しかし、直後、「ふふっ」とおかしそうに笑う。
「仲良くするも何も、これから、クロス様には色々と世話になると思う」
「クロス……様?」
ジェシカは、ベッドの上で三つ指をつき、深々と頭を下げた。
「こちらこそ、よろしく頼みたい、クロス様」
「そ、そこまでしてもらわなくても……それに言葉遣いも、僕の方が新人なんですから、もう少し砕けた感じで……」
「貴殿は私の命を救ってくれた。私にとっては、神の使いだ。これくらいの敬意は払わせて欲しい」
そう言って、ジェシカは譲らない。
まるで、信仰に近い気持ちを宿しているかのように、真剣な目でクロスを見詰める。
何はともあれ、仲良くなってくれた……と解釈して、いいのだろうか。
『やっほーい! 一番お堅いツンデレ剣士ルート開拓です! 流石、デレた時の反動が一番大きいのはこういうタイプの娘ですね! これでハーレムパーティーに二歩も三歩も前進ですよ、クロス!』
クロスの後ろで、エレオノールがガッツポーズをキメている。
女神様の声が自分以外に聞こえなくて本当によかった――と、今日ほど思ったことはない。

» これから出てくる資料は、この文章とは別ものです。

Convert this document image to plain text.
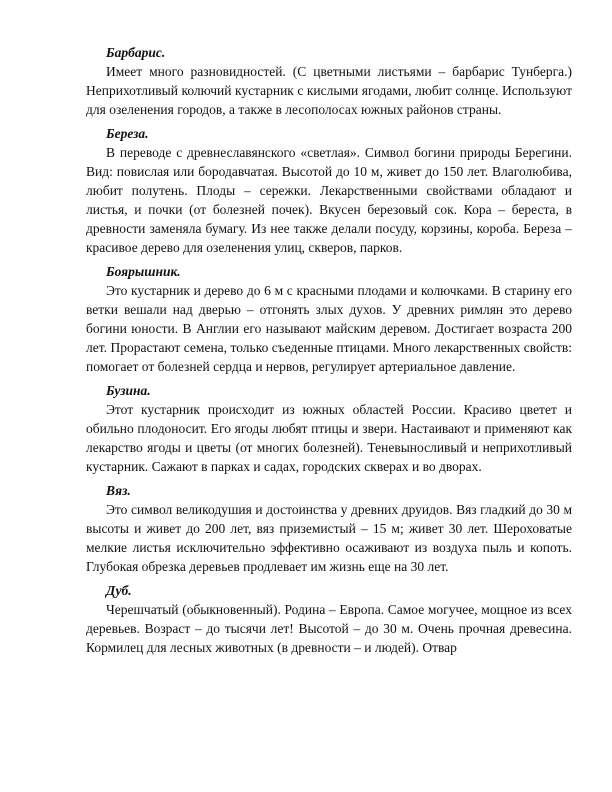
Барбарис.

Имеет много разновидностей. (С цветными листьями – барбарис Тунберга.) Неприхотливый колючий кустарник с кислыми ягодами, любит солнце. Используют для озеленения городов, а также в лесополосах южных районов страны.

Береза.

В переводе с древнеславянского «светлая». Символ богини природы Берегини. Вид: повислая или бородавчатая. Высотой до 10 м, живет до 150 лет. Влаголюбива, любит полутень. Плоды – сережки. Лекарственными свойствами обладают и листья, и почки (от болезней почек). Вкусен березовый сок. Кора – береста, в древности заменяла бумагу. Из нее также делали посуду, корзины, короба. Береза – красивое дерево для озеленения улиц, скверов, парков.

Боярышник.

Это кустарник и дерево до 6 м с красными плодами и колючками. В старину его ветки вешали над дверью – отгонять злых духов. У древних римлян это дерево богини юности. В Англии его называют майским деревом. Достигает возраста 200 лет. Прорастают семена, только съеденные птицами. Много лекарственных свойств: помогает от болезней сердца и нервов, регулирует артериальное давление.

Бузина.

Этот кустарник происходит из южных областей России. Красиво цветет и обильно плодоносит. Его ягоды любят птицы и звери. Настаивают и применяют как лекарство ягоды и цветы (от многих болезней). Теневыносливый и неприхотливый кустарник. Сажают в парках и садах, городских скверах и во дворах.

Вяз.

Это символ великодушия и достоинства у древних друидов. Вяз гладкий до 30 м высоты и живет до 200 лет, вяз приземистый – 15 м; живет 30 лет. Шероховатые мелкие листья исключительно эффективно осаживают из воздуха пыль и копоть. Глубокая обрезка деревьев продлевает им жизнь еще на 30 лет.

Дуб.

Черешчатый (обыкновенный). Родина – Европа. Самое могучее, мощное из всех деревьев. Возраст – до тысячи лет! Высотой – до 30 м. Очень прочная древесина. Кормилец для лесных животных (в древности – и людей). Отвар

『ふふふ……これで私の野望の成就にも着々と近付きつつありますね……』
「ん? 何かおっしゃいましたか? 女神様」
『いえいえ、なんでもありませんよ、クロス』
何はともあれ、今日はもう休もう――と、クロスは促す。
「では、失礼します、クロス様」と、ジェシカは一礼し部屋を後にした。
クロスはベッドに横になる。
パーティーに加入し、まだ二日目。
最初はどうなるかと思ったが――こうして、皆と少しは打ち解けることが出来た。
任務も着実にこなし、報酬も得て、ランクも上がっている。
「幸先は良好……なのかな」
そう呟き、クロスは静かに寝息を立て始めた。
しかし、クロスは自覚していなかった。
――彼という存在が、周囲にどれだけの影響を及ぼしているのかを。
――誰しもが、彼無しではいられないほどの影響を受けつつあるという事を。